22/11/11

EL AMOR PUEDE SER UN GRAN IMPOSTOR

Asumimos la educación como un instrumento transformador de la vida de las personas, y casi sin excepción, el amor, como un elemento constituyente, esencial de ese propósito.
Los padres y las madres creen en este principio educativo. Los maestros y las maestras, lo mismo que los docentes de casi todos los niveles, en su mayoría, también. Hay quienes dicen que sin amor no se puede lograr un verdadero efecto educativo. Lo malo de esta apreciación, que fácilmente podríamos compartir, es que suele no ser cierta.

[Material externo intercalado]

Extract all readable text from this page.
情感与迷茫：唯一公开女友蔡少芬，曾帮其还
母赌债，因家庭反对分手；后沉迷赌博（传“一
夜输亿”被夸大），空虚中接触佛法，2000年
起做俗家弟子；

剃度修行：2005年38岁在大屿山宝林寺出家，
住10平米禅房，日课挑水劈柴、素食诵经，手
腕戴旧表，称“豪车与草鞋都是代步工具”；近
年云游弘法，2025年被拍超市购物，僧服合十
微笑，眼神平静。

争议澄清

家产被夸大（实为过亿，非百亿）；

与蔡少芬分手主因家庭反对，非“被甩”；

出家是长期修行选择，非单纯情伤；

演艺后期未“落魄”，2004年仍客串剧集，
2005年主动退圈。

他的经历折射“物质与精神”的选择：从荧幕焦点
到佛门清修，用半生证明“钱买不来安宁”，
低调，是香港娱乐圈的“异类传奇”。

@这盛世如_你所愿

Aclaremos: el amor no es el responsable de la equivocación. Somos nosotros, cuando creemos que es amor lo que brindamos al momento de educar. La mayoría de nosotros pretende que las niñas y los niños se parezcan a nosotros, que les guste lo que a nosotros, que piensen como nosotros.
Fíjese bien antes de decir que no. ¿Qué les recomienda a sus hijos? ¿Qué considera bueno para ellos? ¿Cuándo le parece adecuado su comportamiento?
No hablemos del futuro. El futuro tendemos a verlo con mucho romanticismo, y decimos cosas como "me sentiré feliz con que mi hija logre sus metas" o "espero que mi hijo llegue a ser un gran hombre". Esos son los sueños y no es a eso que alude esta reflexión. Se trata sí, de mirar lo que hacemos en el día a día, en cada momento, cuando pretendemos educar a niñas, niños y jóvenes.
Es ahí, en ese puntual instante, en el que debemos darnos cuenta, y muy seguramente confirmar, que se nos sale el "¿qué te dije que hicieras?", "¿cuándo vas a aprender a hacer caso a lo que te digo?", "¿en qué idioma te hablo, que parece que no me entiendes?". Qué es eso, si no es buscar que hagan cada cosa como a nosotros nos parece?
Y todo lo vestimos de "amor": "hazme caso que es por tu bien", "hoy tal vez no lo comprendas, pero mañana me agradecerás", "¿tú crees que yo te aconsejaría algo malo queriéndote como te quiero?"
Hasta aquí, claro, podríamos creer que actuamos bien, porque, también siendo sinceros con nosotros mismos, creemos que al darles lo mejor de nosotros, estamos entregando amor. Gran engaño. Amar no es tanto dar lo mejor de sí, como "dar lo mejor de mí que sea lo más adecuado para ti".
Amar es cuidar del otro, pero de acuerdo con lo que el otro necesita como cuidado, es hacer feliz al otro con lo que lo pueda hacer feliz; es, antes que nada, conocerlo para saber de sus gustos, sus inclinaciones, sus anhelos.
Conocer al otro, a la otra; esa es la clave. No lo hacemos cuando pretendemos que nos dé gusto con cada acto de su vida. Sí, cuando al reconocer su forma particular de ser, buscamos la manera de acoplar, de ensamblar la suya con la nuestra.
No es invertir la ecuación y volvernos como nuestros hijos, "darles gusto en todo", como dicen los que se quejan, sino compartir con ellos o con ellas, reconociendo su forma particular de ser, de comprender, de integrar las experiencias. A su ritmo, a su tiempo, a su modo para que puedan descubrir e integrar también, los nuestros.
Es un diálogo en el que, en principio, hablamos dos lenguas diferentes: la lengua del adulto y la lengua del joven. Sería una insensatez pretender que nuestro lenguaje es el que deben entender todos quienes nos escuchen. Solo lo entenderán quienes lo hayan aprendido, quienes hayan contado con el tiempo y el método adecuados para comprenderlo y utilizarlo.
Antes de ese momento, es imprescindible que respetemos su idiosincrasia, su modo, su momento. Es decir, aprender su lenguaje para saber cómo mostrarle el nuestro.
Más adelante, cuando haya dos lenguajes, el suyo y el mío, habremos creado la posibilidad de entendimiento entre dos seres diferentes y únicos. De lo contrario, tendremos en nuestros hijos e hijas, más bien, un pobre remedo de lo que yo quise hacer de ellos, sin que se parezcan del todo a mí y sin que hayan logrado claramente ser como hubiesen podido.
Conocer a los jóvenes en cualquier edad es el principio para poderlos amar, para crear el lenguaje que respete su identidad y la nuestra. De lo contrario, aunque creamos amarlos, podemos, más bien, estar avasallándolos y negándoles la posibilidad de ser, como hace todo buen impostor.